Three tips for public speaking
November 22, 2011
Whether pitching a business idea to a venture capitalist, hosting a company meeting or presenting before a lavish industry conference, public speaking is a vital component of any profession. Naturally, however, not everyone is a stellar speaker - let alone trained in the art of the presentation.
But it's important to realize this latter part - that public speaking is learned not inborn. That being said, any professional who finds themselves ascending the corporate ladder should recognize the importance of learning how to speak. As mentioned, it takes time and devoted effort to master, but here are few basic pointers on public speaking.
Keep things interesting
Anyone can relate to the feeling of sitting through a boring lecture, sales presentation or public speech.
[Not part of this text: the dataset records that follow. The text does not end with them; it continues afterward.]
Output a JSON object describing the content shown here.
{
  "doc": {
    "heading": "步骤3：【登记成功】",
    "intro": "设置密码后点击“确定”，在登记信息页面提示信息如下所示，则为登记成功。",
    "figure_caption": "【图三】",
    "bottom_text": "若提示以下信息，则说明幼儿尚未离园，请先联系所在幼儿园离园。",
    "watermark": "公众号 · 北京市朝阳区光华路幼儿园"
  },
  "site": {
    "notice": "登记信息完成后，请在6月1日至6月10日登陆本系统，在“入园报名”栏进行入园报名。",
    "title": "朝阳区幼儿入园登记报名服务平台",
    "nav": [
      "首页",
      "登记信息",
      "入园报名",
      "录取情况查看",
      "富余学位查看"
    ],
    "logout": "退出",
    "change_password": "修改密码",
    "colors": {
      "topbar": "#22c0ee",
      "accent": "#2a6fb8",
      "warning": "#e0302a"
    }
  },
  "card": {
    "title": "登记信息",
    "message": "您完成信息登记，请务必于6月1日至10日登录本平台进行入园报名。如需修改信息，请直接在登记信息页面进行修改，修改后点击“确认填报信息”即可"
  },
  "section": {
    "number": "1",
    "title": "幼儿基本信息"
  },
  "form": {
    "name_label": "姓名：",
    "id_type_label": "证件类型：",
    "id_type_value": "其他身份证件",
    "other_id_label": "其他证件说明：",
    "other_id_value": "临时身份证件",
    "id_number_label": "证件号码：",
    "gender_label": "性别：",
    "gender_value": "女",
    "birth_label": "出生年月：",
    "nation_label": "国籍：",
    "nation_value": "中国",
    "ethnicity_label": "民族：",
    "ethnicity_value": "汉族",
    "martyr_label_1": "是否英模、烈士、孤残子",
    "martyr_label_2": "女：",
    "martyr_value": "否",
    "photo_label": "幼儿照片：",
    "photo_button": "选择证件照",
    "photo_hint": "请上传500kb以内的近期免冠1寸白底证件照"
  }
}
Attitude and demeanor play an important role in influencing the energy of a speech, but so does the content. For that matter, whether you're delivering a written speech or holding an impromptu meeting, you should aim to keep things interesting. Tell anecdotes and stories or offer strange facts that will capture the attention of audience members.
The fact is, no matter how engaging the substance of your speech, people can only listen to so much of it, so it's important to keep things interesting through use of unusual analogies and points of information.
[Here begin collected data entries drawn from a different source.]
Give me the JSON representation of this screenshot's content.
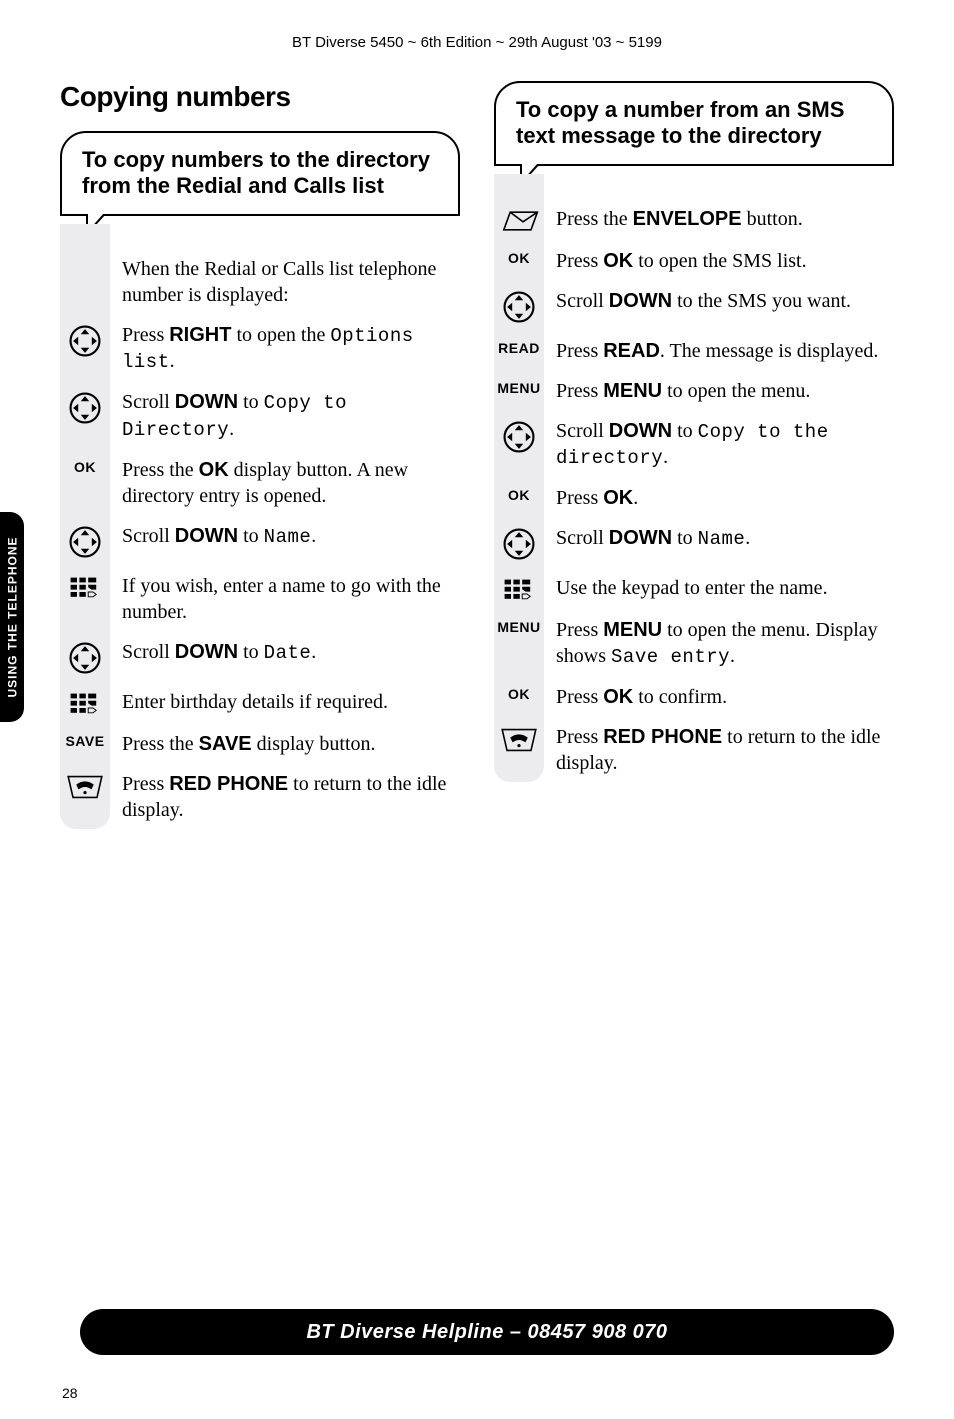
{
  "header": "BT Diverse 5450 ~ 6th Edition ~ 29th August '03 ~ 5199",
  "side_tab": "USING THE TELEPHONE",
  "page_number": "28",
  "footer": "BT Diverse Helpline – 08457 908 070",
  "left": {
    "title": "Copying numbers",
    "callout": "To copy numbers to the directory from the Redial and Calls list",
    "steps": [
      {
        "icon": "",
        "body": "When the Redial or Calls list telephone number is displayed:"
      },
      {
        "icon": "nav-right",
        "body_pre": "Press ",
        "bold": "RIGHT",
        "body_post": " to open the ",
        "lcd": "Options list",
        "body_end": "."
      },
      {
        "icon": "nav-down",
        "body_pre": "Scroll ",
        "bold": "DOWN",
        "body_post": " to ",
        "lcd": "Copy to Directory",
        "body_end": "."
      },
      {
        "icon": "OK",
        "body_pre": "Press the ",
        "bold": "OK",
        "body_post": " display button. A new directory entry is opened."
      },
      {
        "icon": "nav-down",
        "body_pre": "Scroll ",
        "bold": "DOWN",
        "body_post": " to ",
        "lcd": "Name",
        "body_end": "."
      },
      {
        "icon": "keypad",
        "body": "If you wish, enter a name to go with the number."
      },
      {
        "icon": "nav-down",
        "body_pre": "Scroll ",
        "bold": "DOWN",
        "body_post": " to ",
        "lcd": "Date",
        "body_end": "."
      },
      {
        "icon": "keypad",
        "body": "Enter birthday details if required."
      },
      {
        "icon": "SAVE",
        "body_pre": "Press the ",
        "bold": "SAVE",
        "body_post": " display button."
      },
      {
        "icon": "redphone",
        "body_pre": "Press ",
        "bold": "RED PHONE",
        "body_post": " to return to the idle display."
      }
    ]
  },
  "right": {
    "callout": "To copy a number from an SMS text message to the directory",
    "steps": [
      {
        "icon": "envelope",
        "body_pre": "Press the ",
        "bold": "ENVELOPE",
        "body_post": " button."
      },
      {
        "icon": "OK",
        "body_pre": "Press ",
        "bold": "OK",
        "body_post": " to open the SMS list."
      },
      {
        "icon": "nav-down",
        "body_pre": "Scroll ",
        "bold": "DOWN",
        "body_post": " to the SMS you want."
      },
      {
        "icon": "READ",
        "body_pre": "Press ",
        "bold": "READ",
        "body_post": ". The message is displayed."
      },
      {
        "icon": "MENU",
        "body_pre": "Press ",
        "bold": "MENU",
        "body_post": " to open the menu."
      },
      {
        "icon": "nav-down",
        "body_pre": "Scroll ",
        "bold": "DOWN",
        "body_post": " to ",
        "lcd": "Copy to the directory",
        "body_end": "."
      },
      {
        "icon": "OK",
        "body_pre": "Press ",
        "bold": "OK",
        "body_post": "."
      },
      {
        "icon": "nav-down",
        "body_pre": "Scroll ",
        "bold": "DOWN",
        "body_post": " to ",
        "lcd": "Name",
        "body_end": "."
      },
      {
        "icon": "keypad",
        "body": "Use the keypad to enter the name."
      },
      {
        "icon": "MENU",
        "body_pre": "Press ",
        "bold": "MENU",
        "body_post": " to open the menu. Display shows ",
        "lcd": "Save entry",
        "body_end": "."
      },
      {
        "icon": "OK",
        "body_pre": "Press ",
        "bold": "OK",
        "body_post": " to confirm."
      },
      {
        "icon": "redphone",
        "body_pre": "Press ",
        "bold": "RED PHONE",
        "body_post": " to return to the idle display."
      }
    ]
  }
}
Point the sales pitch aside
Unless, of course, you are actually making a sale, try to focus on the substance of your speech. What is it about your role or subject that will engage your audience? What do they want to hear? Put yourself in their shoes and ask yourself how you would want to feel in such a situation.
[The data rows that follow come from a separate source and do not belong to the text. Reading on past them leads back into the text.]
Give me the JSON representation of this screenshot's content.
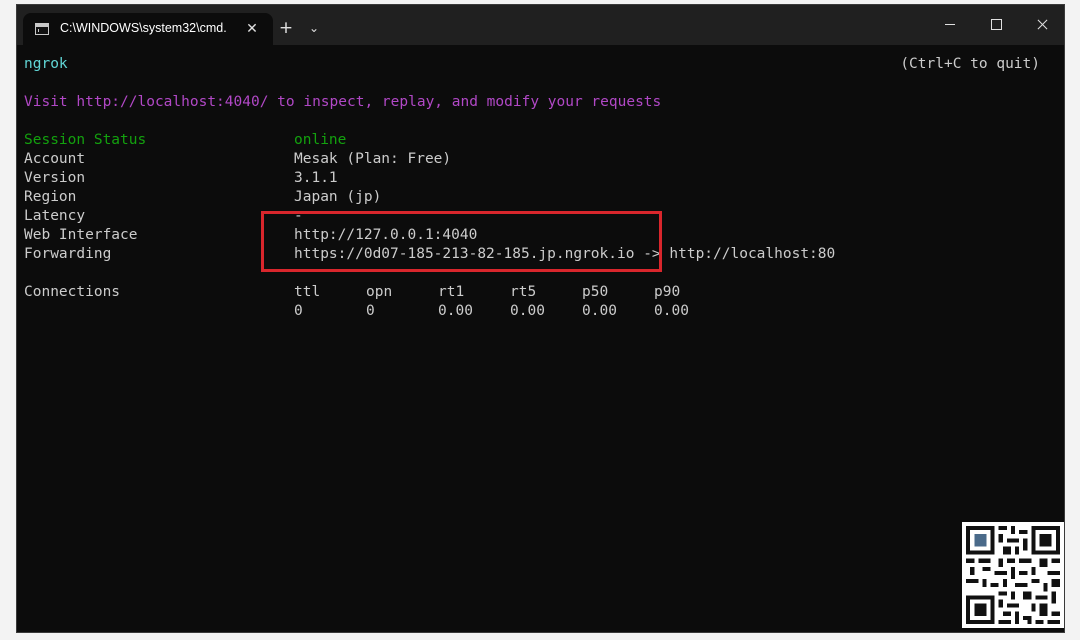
{
  "tab": {
    "title": "C:\\WINDOWS\\system32\\cmd.",
    "close": "✕"
  },
  "titlebar": {
    "new_tab": "+",
    "dropdown": "⌄"
  },
  "terminal": {
    "app_name": "ngrok",
    "quit_hint": "(Ctrl+C to quit)",
    "visit_line": "Visit http://localhost:4040/ to inspect, replay, and modify your requests",
    "fields": [
      {
        "label": "Session Status",
        "value": "online"
      },
      {
        "label": "Account",
        "value": "Mesak (Plan: Free)"
      },
      {
        "label": "Version",
        "value": "3.1.1"
      },
      {
        "label": "Region",
        "value": "Japan (jp)"
      },
      {
        "label": "Latency",
        "value": "-"
      },
      {
        "label": "Web Interface",
        "value": "http://127.0.0.1:4040"
      },
      {
        "label": "Forwarding",
        "value": "https://0d07-185-213-82-185.jp.ngrok.io -> http://localhost:80"
      }
    ],
    "connections": {
      "label": "Connections",
      "headers": [
        "ttl",
        "opn",
        "rt1",
        "rt5",
        "p50",
        "p90"
      ],
      "values": [
        "0",
        "0",
        "0.00",
        "0.00",
        "0.00",
        "0.00"
      ]
    }
  },
  "colors": {
    "background": "#0c0c0c",
    "text": "#cccccc",
    "app_name": "#61d6d6",
    "visit_line": "#b148c6",
    "status": "#13a10e",
    "highlight_box": "#d9262c"
  },
  "icons": {
    "tab": "terminal-icon",
    "minimize": "minimize-icon",
    "maximize": "maximize-icon",
    "close": "close-icon",
    "qr": "qr-code-icon"
  }
}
"Most businesspeople assume they should capitalize on a speaking engagement to try to promote a product or service, win new clients and build a wider network. Don't," writes Jeff Haden for Inc. magazine.
"Thinking in terms of sales only adds additional pressure to what is already a stressful situation," he adds. "Put all your focus on ensuring the audience will benefit from what you say; never try to accomplish more than one thing."
It may seem obvious, but the speed at which you deliver your speech or presentation materials is critical. Not only is it important for time management, but it can also affect your elocution, clarity and the perceptiveness of the audience. One trick is to focus on your breathing and to make sure that you do not get ahead of it.